More Foods claims to boast a lower fat and higher protein profile than most cuts of meat.
“Compared to conventional meat, our products contain no cholesterol, they have very low fat (about 1%) – which is around at least three times less saturated fat than most cuts of meat – and has a higher amount of protein (27%) than most cuts of meat.”
Further, More Foods’ offerings contain a ‘high’ amount of fibre (around 6%), for which ‘meat has 0%’. The amount of iron per serving is at least twice the amount of iron found in beef, we were told.
Comparing More Foods’ nutrition credentials to other meat alternatives is ‘a bit more challenging’, warned Marcovitz.
However, standing at 27% protein, the brand sees itself in the ‘top tier’ of protein quantity for ‘any meat alternative in the market’.
“Fibre content is also very high for a meat alternative,” he added. “Many meat alternative companies use saturated fat to provide a nice mouthfeel, and this is also somewhere we stand out with our low quantity (1%) of saturated fat.”
Aside from nutrient content, Marcovitz also suggested More Foods’ products were superior in terms of ingredient tolerability. “Most meat alternative products in the market are made from soy and seitan, which are major allergens. By using the ingredients that we use, our ingredients list contains no major allergens.
"Also, many companies use protein isolates, and we are able to use flours, which allow our products to conserve high amounts of minerals, such as potassium (there are higher levels in our products than bananas) and calcium (our products contain more calcium than milk).”
Spotlight on sustainability
From a sustainability perspective, More Foods’ protein source makes for strong credentials.
“Because the bulk of the ingredients in each of our products use side steams from the oil pressing industry, our products are very sustainable,” the CEO told this publication.

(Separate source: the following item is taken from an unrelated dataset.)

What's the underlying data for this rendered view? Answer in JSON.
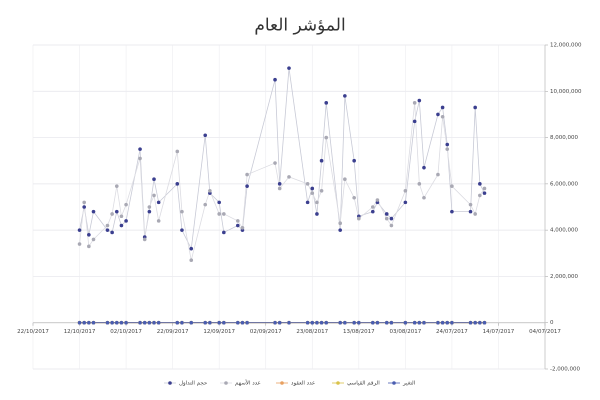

More Foods’ products use ‘multiple times’ less water and land compared to meat-based protein. The same goes for greenhouse gas emissions: “Multiple times less greenhouse emissions are produced,” Marcovitz stressed.
Comparing More Foods’ sustainability credentials with that of other plant-based meat offerings, the CEO said it really depends on the plant-based meat product in question.

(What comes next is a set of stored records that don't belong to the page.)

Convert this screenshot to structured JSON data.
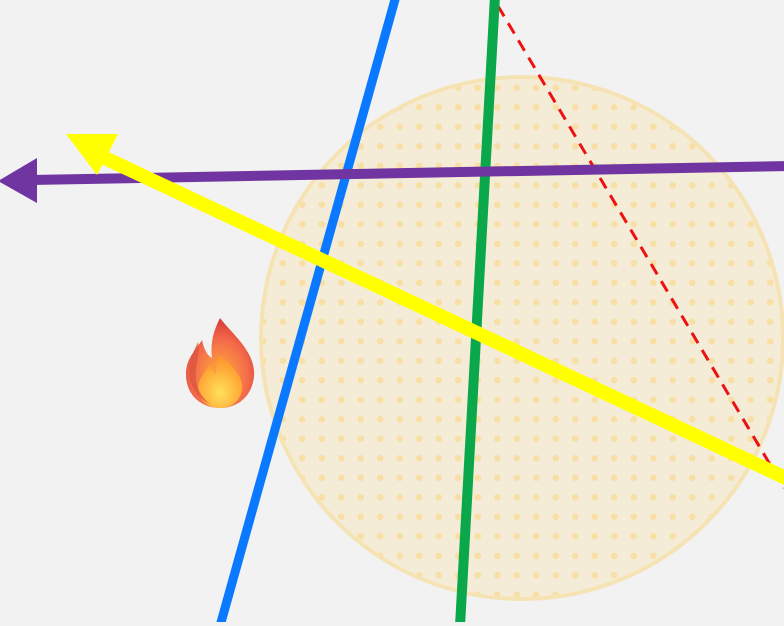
{
  "canvas": {
    "background": "#f2f2f2"
  },
  "shapes": {
    "circle": {
      "fill": "#f8e7c2",
      "stroke": "#f6e3b4",
      "dot_color": "#f7dfa6",
      "pattern": "dots"
    },
    "lines": [
      {
        "name": "blue-line",
        "color": "#0a78ff",
        "style": "solid",
        "arrow": "none"
      },
      {
        "name": "green-line",
        "color": "#0aa84a",
        "style": "solid",
        "arrow": "none"
      },
      {
        "name": "purple-arrow",
        "color": "#7035a0",
        "style": "solid",
        "arrow": "start-left"
      },
      {
        "name": "yellow-arrow",
        "color": "#ffff00",
        "style": "solid",
        "arrow": "end-upper-left"
      },
      {
        "name": "red-dashed-line",
        "color": "#ee1111",
        "style": "dashed",
        "arrow": "none"
      }
    ]
  },
  "icons": {
    "fire": "fire-icon"
  }
}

“In any case, because we use the seed flour (rather than isolates), it means less processing is required. This means that our products can be more natural resource-efficient than many/most of the alternative products on the market.”
Bringing a ‘new experience’ to the table
More Foods is less interested in completely mimicking meat with plant-based ingredients than other players on the market.
“We bring a new experience to the plate,” the CEO explained. “We don’t aim to replicate the experience of animal meats exactly, but instead try to figure our some of the key qualities people like within meat that we can use for inspiration to implement in our products.”
This is what More Foods has worked on in its Pulled, Chunks, and Minute Steaks offering. And there is more on the way.
“Products on our roadmap include textures/experiences that are alternative to lamb and pork meats. Each one [will] have various cuts [such as pulled, chunks, and whole-cut], as well as different cuts we are developing,” we were told.
More Foods has already launched its first three products via pilot launches in Israel. Partner restaurants include Mexicana, Pita Basta, Butti, and Bernard. Later this year, the start-up plans to enter the European market as well.
Marcovitz continued: “Our initial launch is through foodservice and we aim to start entering the retail market in Q1 2023.”